Мне показалось, что генерал Лукьянов расстроился, но лучше уж так, нежели расстроиться самому…

* * *

Съездил…

В управлении я надолго не задержался, поскольку с распростертыми объятиями меня никто не встречал, и вообще мало кто понимал, кто я такой и что мне нужно. Даже пропуск мне оформляли дольше, чем потом решались все текущие дела. Хотя задержка все же произошла: мне пришлось зайти в кабинет командующего и представиться, но перед этим, пока он был занят, пришлось подождать. Естественно, полковник Мочилов расспросил меня о разговоре с генералом Лукьяновым – и остался доволен результатом. Как мне показалось, командующий был единственным человеком, знающим мою историю. Впрочем, это могло быть обманчивым впечатлением, поскольку в разведке принято чаще молчать, чем говорить, и редко кто проявляет свои эмоции. Именно Мочилов посоветовал мне как можно быстрее ехать в бригаду. Это вопрос безопасности, поскольку в бригаде я буду, как-никак, под сильным прикрытием, которое в Москве и в Подмосковье легально обеспечить невозможно. Туда же пообещали переслать из канцелярии и все документы, что будут предоставлены медицинской комиссией. По крайней мере, командующий при мне позвонил и распорядился о пересылке документов сразу же по поступлении.

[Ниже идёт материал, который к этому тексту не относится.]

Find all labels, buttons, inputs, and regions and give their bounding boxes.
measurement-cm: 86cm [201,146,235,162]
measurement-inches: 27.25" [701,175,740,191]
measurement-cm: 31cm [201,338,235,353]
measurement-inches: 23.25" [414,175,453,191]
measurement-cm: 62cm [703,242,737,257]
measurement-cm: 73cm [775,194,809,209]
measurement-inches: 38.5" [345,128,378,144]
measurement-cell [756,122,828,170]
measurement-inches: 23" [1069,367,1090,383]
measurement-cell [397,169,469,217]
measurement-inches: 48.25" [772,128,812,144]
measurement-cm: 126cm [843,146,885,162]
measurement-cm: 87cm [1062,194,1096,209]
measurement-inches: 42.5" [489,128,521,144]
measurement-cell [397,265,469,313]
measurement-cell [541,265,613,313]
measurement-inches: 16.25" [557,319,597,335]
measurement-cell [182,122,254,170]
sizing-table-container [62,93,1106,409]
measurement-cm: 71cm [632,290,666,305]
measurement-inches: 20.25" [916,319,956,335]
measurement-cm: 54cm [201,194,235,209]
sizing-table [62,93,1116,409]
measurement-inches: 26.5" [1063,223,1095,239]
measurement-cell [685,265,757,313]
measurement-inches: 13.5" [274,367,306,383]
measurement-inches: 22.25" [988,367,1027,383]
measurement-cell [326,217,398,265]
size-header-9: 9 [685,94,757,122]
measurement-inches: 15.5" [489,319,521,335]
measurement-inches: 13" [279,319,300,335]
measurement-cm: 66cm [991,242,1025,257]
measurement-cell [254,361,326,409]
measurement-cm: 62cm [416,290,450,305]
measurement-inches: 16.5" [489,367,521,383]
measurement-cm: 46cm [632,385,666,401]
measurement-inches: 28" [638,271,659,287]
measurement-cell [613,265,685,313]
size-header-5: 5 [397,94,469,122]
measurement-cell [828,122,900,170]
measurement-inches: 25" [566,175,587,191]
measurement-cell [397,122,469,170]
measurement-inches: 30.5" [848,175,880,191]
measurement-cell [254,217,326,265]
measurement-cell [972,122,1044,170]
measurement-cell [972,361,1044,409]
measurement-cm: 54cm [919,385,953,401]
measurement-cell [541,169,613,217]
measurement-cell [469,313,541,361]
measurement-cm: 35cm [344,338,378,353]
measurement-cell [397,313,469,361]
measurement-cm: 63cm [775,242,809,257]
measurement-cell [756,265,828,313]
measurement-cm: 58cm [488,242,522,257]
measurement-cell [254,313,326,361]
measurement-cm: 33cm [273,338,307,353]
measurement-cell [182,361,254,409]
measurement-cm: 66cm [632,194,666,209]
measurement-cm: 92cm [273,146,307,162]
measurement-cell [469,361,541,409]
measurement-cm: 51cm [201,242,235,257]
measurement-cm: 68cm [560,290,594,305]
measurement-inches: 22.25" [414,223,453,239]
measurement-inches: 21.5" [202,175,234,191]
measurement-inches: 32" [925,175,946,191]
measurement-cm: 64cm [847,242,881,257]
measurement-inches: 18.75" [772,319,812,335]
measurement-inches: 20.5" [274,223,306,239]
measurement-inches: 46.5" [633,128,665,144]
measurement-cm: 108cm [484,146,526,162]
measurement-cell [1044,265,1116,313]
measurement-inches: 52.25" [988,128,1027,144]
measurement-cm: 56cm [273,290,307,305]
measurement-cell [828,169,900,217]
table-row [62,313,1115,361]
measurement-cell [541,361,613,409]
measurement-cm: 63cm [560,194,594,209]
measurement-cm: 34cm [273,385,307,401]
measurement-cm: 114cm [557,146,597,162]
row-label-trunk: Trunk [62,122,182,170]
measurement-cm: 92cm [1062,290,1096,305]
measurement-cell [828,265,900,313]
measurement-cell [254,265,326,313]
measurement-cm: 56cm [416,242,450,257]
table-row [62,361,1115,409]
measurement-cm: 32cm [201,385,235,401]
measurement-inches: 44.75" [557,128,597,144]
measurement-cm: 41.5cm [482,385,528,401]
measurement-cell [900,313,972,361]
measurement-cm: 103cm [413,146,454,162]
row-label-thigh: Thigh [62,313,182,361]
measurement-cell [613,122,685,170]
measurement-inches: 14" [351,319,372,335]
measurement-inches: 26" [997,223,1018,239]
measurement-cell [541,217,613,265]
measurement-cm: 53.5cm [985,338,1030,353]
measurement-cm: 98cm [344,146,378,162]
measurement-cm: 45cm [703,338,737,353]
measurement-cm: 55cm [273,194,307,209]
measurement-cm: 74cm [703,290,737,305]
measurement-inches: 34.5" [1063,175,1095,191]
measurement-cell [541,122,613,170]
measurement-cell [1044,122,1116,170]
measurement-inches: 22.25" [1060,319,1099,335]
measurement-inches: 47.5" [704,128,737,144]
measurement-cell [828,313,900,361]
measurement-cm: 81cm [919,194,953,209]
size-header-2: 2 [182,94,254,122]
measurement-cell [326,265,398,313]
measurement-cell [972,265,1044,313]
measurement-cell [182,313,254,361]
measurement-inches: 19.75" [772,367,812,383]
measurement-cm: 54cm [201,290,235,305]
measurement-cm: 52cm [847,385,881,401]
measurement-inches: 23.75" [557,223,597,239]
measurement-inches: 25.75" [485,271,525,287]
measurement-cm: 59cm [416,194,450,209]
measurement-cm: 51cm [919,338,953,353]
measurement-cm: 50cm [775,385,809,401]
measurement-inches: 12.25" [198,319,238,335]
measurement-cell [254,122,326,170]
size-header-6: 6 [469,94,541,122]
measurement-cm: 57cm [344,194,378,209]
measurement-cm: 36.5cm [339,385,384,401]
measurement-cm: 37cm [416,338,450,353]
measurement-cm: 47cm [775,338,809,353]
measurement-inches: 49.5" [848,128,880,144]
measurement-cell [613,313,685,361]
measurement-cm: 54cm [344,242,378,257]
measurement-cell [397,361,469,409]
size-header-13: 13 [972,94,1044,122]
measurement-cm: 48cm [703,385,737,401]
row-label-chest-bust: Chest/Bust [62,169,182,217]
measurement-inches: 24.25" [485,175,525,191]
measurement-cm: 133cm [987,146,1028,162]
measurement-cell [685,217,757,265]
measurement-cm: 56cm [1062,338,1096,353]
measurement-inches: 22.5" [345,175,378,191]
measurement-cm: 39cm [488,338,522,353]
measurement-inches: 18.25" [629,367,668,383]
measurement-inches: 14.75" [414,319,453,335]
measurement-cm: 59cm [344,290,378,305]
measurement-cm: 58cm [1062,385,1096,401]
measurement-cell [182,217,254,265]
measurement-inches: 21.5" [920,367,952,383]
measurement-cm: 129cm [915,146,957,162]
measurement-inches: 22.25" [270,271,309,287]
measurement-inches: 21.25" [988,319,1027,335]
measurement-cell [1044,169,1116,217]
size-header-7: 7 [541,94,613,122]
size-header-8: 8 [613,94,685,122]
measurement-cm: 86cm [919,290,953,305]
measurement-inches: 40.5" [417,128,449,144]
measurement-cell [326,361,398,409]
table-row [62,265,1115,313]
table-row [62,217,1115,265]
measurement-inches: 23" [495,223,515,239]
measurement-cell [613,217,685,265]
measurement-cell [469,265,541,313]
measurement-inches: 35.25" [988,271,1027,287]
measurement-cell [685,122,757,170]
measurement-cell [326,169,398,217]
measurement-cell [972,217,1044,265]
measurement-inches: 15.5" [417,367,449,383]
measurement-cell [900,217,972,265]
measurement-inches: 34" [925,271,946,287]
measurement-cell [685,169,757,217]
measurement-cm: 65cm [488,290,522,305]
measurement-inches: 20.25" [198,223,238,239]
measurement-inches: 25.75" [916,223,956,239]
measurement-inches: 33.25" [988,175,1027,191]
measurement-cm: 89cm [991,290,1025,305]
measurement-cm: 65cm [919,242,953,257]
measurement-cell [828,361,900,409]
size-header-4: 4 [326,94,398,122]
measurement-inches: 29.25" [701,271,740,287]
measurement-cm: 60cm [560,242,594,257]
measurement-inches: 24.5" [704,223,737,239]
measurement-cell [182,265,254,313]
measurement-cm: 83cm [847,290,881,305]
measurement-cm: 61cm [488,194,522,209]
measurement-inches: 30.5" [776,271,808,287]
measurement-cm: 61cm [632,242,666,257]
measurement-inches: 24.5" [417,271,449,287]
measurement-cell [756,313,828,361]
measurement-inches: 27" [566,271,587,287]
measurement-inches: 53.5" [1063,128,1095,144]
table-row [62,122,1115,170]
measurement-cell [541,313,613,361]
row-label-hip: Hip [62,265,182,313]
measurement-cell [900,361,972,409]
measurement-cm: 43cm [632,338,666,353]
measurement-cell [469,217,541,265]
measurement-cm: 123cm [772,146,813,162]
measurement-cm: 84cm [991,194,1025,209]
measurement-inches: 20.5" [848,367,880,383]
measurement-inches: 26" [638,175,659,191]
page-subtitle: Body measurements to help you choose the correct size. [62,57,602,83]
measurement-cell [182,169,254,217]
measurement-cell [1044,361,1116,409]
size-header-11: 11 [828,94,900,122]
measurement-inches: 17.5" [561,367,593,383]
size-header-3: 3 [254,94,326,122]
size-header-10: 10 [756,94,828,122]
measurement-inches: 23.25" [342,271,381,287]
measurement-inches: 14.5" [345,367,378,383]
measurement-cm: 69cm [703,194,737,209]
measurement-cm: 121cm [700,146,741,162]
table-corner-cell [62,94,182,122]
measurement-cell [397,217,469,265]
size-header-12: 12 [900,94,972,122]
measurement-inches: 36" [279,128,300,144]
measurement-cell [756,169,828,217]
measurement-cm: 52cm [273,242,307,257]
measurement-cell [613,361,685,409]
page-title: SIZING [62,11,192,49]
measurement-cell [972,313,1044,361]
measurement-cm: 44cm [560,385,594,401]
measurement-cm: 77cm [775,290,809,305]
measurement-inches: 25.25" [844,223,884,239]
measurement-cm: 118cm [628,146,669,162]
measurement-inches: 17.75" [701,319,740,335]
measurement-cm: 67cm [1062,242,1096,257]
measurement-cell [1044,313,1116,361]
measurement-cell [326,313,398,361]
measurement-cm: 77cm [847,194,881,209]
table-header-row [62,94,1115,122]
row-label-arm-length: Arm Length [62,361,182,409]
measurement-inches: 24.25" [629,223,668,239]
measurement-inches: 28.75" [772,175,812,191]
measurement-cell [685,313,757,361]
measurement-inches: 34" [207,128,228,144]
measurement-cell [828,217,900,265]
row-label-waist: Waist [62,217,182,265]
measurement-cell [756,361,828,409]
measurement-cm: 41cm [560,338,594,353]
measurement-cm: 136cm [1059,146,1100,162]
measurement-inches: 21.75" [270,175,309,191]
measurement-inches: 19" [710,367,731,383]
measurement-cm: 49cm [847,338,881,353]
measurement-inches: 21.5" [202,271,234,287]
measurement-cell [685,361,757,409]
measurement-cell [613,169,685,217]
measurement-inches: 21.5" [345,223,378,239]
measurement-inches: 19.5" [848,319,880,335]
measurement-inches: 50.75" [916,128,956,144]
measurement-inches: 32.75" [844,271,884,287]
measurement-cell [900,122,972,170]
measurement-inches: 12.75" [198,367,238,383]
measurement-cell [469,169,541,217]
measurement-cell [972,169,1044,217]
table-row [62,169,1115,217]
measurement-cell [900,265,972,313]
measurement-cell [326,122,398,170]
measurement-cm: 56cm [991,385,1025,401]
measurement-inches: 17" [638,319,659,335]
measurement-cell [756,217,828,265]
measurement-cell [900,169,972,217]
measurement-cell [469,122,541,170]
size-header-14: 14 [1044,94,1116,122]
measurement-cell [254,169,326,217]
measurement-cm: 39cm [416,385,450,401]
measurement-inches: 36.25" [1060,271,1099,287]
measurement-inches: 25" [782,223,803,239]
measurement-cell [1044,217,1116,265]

Вот и все. Никто меня даже чаем угостить не пожелал. И машину не предложил, чтобы добраться до деревни, а потом – с вещами – до вокзала. Пришлось добираться автобусом до поворота с Горьковского шоссе, а потом ловить попутку.

Мама была в школе, где все еще не закончился летний ремонт, хотя уже начался август и прошел Ильин день. Собрав свой рюкзак и упаковав в отдельный пакет оружие, не числящееся за мной официально, я забросил его за плечи и взял в руки тяжелую спортивную сумку. Не думал, что у меня накопилось столько багажа, что будет тяжело таскать… Но нужно тащить. На марше груз бывает и более тяжелым, хотя там он пакуется так, что не оттягивает руку, как сумка, – и ничего, бежишь и не замечаешь, что почти полста килограммов с собой тащишь…

Очень хотелось зайти попрощаться с уважаемым соседом, священником отцом Василием. Однако на дверях его дома висел замок. Обычно священник дверь на ключ не закрывал – просто навешивал замок и уходил. Да и это он делал лишь тогда, когда надолго удалялся из дома. Придется передать извинения через маму. И потому я пошел напрямую в школу.

Мама у меня человек сдержанный в проявлении чувств, особенно на людях, и потому мы попрощались коротко. А тут и машина подвернулась – один из учителей поехал в Москву на своем «жигуленке» и обещал подбросить меня до Казанского вокзала.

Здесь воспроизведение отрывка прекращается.